If the merger is approved, the combined company would serve about 17 million phone lines, 5 million broadband customers, and 850,000 wireless customers in 37 states.
Sartor says one of the combined company's plans would be to adopt a local market operation model in the areas it would serve. "That puts the decision making as close to the customers as we can," she says. "The local management will live in the area they serve and will be the drivers of major decisions in those areas so we can serve the customers to the best of our ability."
She adds that CenturyLink's roots are in serving rural areas, adding, "We understand that rural markets need those services to compete in the global marketplace. It's very important."
WUTC staff recommended that the merger be approved dependent on both Qwest and CenturyLink agreeing to 45 separate conditions the staff outlined.
Bill Weinman, assistant director of telecommunications for the WUTC says, "The most important (stipulation) that we're recommending is that certain financial conditions be in place for the three-year period following the close of the transaction. We're asking that there be a freeze on rates for residential and business services during that period."
Weinman adds, however, that both companies have expressed disagreement on the freezing of rates.
WUTC staff also has recommended that the companies commit to extending broadband services throughout Washington state, including to currently unserved and underserved areas.
"We're asking that they increase the amount of those services in general across the state," he says.
Among their other recommendations, the WUTC staff says any costs associated with integrating and rebranding the two companies be borne by their shareholders, rather than be passed along to customers in the form of increased rates, and that the company would report back on a regular basis to the commission on any savings that came from the transaction.
Weinman says Qwest and CenturyLink recently issued a rebuttal to the staff's 45 recommendations, and says the WUTC was to respond to those claims by Nov. 15.
A final hearing on the proposed merger is scheduled for January, at which he says the commission will listen to cross-examinations of all the involved parties and, some time afterward, the commission will issue its final order.

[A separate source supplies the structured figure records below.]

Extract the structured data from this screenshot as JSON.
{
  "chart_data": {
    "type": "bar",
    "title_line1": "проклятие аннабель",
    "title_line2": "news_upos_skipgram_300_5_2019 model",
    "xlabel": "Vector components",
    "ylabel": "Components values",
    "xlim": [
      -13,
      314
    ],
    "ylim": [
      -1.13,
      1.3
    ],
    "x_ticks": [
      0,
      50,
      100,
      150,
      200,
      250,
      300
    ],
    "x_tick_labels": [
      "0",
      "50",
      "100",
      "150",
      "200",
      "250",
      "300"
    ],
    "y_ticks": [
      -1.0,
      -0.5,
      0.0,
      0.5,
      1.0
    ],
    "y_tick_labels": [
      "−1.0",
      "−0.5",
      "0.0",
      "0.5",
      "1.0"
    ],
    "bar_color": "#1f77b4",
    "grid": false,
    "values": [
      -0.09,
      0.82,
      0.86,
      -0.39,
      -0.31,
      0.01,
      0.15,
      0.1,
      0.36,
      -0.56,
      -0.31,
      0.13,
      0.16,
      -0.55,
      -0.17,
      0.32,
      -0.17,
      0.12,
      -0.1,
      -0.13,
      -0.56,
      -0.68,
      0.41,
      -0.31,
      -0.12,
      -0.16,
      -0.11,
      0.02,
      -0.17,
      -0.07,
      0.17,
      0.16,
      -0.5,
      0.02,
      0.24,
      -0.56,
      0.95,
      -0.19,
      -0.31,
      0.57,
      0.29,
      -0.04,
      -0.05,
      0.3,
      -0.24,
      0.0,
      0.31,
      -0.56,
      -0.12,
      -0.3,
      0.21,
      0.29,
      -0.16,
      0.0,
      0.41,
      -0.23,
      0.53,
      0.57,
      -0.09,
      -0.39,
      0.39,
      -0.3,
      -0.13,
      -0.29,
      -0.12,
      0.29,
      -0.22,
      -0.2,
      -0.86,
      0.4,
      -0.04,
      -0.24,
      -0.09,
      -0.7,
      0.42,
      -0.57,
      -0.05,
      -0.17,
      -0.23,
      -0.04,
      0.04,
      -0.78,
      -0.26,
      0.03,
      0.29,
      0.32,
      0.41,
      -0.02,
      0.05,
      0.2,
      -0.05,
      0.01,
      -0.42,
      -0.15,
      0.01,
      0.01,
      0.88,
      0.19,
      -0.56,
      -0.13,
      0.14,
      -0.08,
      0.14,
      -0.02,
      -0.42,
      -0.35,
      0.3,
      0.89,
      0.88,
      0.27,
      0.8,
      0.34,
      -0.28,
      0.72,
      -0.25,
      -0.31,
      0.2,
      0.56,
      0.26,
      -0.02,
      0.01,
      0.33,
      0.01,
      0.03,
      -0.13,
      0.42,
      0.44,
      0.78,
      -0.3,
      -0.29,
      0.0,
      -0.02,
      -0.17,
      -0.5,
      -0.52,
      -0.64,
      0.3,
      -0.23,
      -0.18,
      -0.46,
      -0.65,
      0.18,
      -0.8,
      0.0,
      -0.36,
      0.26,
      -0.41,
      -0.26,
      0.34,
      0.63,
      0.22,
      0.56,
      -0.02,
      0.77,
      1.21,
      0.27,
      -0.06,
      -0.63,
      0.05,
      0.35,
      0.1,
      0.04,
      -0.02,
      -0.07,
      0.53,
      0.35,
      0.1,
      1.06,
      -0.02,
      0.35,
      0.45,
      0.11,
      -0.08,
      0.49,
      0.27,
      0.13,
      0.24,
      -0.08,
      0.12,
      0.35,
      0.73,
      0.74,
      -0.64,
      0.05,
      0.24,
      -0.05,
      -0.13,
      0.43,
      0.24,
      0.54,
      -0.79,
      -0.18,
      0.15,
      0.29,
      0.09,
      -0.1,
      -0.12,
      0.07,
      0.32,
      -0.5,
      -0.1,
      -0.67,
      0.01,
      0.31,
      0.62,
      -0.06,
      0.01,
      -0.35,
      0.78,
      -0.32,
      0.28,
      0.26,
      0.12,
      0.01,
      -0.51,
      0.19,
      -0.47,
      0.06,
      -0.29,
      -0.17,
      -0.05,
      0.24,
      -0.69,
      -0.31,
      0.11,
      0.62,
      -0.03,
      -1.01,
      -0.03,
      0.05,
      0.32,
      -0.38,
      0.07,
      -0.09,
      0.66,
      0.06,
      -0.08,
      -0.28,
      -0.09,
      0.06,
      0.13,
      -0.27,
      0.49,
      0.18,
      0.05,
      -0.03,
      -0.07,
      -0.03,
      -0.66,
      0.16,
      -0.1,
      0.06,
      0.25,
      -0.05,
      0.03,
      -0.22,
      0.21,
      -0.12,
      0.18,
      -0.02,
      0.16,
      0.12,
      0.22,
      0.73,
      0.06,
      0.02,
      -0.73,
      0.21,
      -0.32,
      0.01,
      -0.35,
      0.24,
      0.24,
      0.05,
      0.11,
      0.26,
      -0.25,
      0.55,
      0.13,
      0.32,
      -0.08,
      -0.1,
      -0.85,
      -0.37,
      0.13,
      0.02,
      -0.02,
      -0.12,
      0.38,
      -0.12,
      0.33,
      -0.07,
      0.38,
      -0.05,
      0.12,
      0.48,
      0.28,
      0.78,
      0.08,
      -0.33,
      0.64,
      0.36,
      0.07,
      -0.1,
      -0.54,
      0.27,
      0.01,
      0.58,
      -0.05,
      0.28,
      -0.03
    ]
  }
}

"We don't have any idea where the commissioners will sit on this until we receive their order," he says, adding that the commissioners can't communicate with the involved companies or any WUTC staff members that are providing recommendations on the merger.
Currently, Qwest and CenturyLink are researching and evaluating changes to the companies' branding and marketing methods, including possible name and logo changes that would be launched after the merger is complete, Sartor says.
"We're not sure what the name will be," she says. "Rebranding is an extensive process for the company, so once the decision is made, customers won't see any immediate changes. It will take months and months to ultimately make all those changes."
CenturyLink provides local and long-distance phone service and broadband Internet service, and is an agent for DirecTV satellite service. It also offers Internet-based video services, which are an alternative to cable and satellite TV, in five markets, she says. The company serves both residential and commercial customers, she says.
Qwest provides local phone service and broadband to both residential and commercial customers, and also offers services from DirecTV and Verizon Wireless.